When I was a girl, I chose a bright orange shirt to wear for the first day of school that I picked out with my grandmother. But when I arrived at school my shirt was taken and I never saw it again,” says Phyllis Webstad, founder of the Orange Shirt Society. “The “We Will Always Remember” project builds upon the momentum created by Orange Shirt Day by encouraging Canadians to advance reconciliation at home, in their communities and in the workplace.”

“There is no ‘one way’ or ‘right way’ to create an orange shirt. The purpose of the We Will Always Remember project is to allow people to create with their hands, while learning and sharing stories,” says Wilson. “We truly want Canadians to focus on the action they will commit to by writing it on the back of their orange shirt – whether it’s something from the 94 TRC Calls to Action or using the resources available on the BCIT Indigenous Initiatives website.”
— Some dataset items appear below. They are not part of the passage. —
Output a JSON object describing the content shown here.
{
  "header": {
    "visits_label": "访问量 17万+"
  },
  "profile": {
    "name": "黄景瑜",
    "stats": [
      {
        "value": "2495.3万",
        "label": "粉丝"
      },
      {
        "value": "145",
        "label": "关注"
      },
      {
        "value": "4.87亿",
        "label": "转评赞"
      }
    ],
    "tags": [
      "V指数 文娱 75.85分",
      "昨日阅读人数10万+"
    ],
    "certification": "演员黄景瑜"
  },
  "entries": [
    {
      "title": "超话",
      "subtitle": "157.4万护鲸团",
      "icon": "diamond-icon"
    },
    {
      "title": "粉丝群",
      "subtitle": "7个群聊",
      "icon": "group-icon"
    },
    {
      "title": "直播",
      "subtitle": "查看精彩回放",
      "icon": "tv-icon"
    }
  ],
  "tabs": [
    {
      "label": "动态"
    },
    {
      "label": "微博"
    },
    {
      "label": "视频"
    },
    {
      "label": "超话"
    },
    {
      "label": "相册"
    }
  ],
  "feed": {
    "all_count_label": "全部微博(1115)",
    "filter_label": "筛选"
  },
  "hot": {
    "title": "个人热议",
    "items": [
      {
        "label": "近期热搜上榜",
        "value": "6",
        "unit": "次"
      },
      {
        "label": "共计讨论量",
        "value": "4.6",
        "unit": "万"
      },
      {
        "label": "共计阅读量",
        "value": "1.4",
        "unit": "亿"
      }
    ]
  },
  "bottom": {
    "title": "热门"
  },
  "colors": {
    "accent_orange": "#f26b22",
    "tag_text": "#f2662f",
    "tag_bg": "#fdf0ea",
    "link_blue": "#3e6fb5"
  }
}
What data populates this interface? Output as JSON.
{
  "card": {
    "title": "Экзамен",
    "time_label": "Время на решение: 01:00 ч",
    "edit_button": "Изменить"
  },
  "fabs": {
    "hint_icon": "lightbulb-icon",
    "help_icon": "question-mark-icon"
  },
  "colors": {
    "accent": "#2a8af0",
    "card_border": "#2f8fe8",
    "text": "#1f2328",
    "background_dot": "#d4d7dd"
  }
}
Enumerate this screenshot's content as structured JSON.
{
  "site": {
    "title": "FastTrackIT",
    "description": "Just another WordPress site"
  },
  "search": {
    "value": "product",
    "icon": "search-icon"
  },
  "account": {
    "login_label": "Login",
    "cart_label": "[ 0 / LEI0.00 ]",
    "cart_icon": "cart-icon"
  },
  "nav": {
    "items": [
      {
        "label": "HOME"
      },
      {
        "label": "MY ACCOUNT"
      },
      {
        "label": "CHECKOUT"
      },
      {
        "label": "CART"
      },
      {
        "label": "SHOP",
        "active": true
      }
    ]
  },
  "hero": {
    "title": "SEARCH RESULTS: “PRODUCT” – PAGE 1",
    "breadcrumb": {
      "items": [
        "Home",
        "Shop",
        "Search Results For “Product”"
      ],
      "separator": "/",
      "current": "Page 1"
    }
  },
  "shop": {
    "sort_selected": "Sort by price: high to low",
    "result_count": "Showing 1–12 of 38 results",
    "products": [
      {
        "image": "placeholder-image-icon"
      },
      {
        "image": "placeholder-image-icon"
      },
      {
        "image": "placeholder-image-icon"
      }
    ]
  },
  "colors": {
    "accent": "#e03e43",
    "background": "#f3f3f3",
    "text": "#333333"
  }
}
The “installations” or displays of orange shirts created in classrooms, workplace boardrooms, or store windows will serve as an ongoing visual representation and reminder of the numbers of kids that attended residential schools. The primary installation for the We Will Always Remember initiative will be at BCIT Burnaby Campus. Members of the BCIT community will fold, draw, colour, cut, sew orange shirts and place them at various campuses. BCIT will host workshops to allow the community to come together, create orange shirts and learn about residential schools and the contemporary reality of Indigenous people.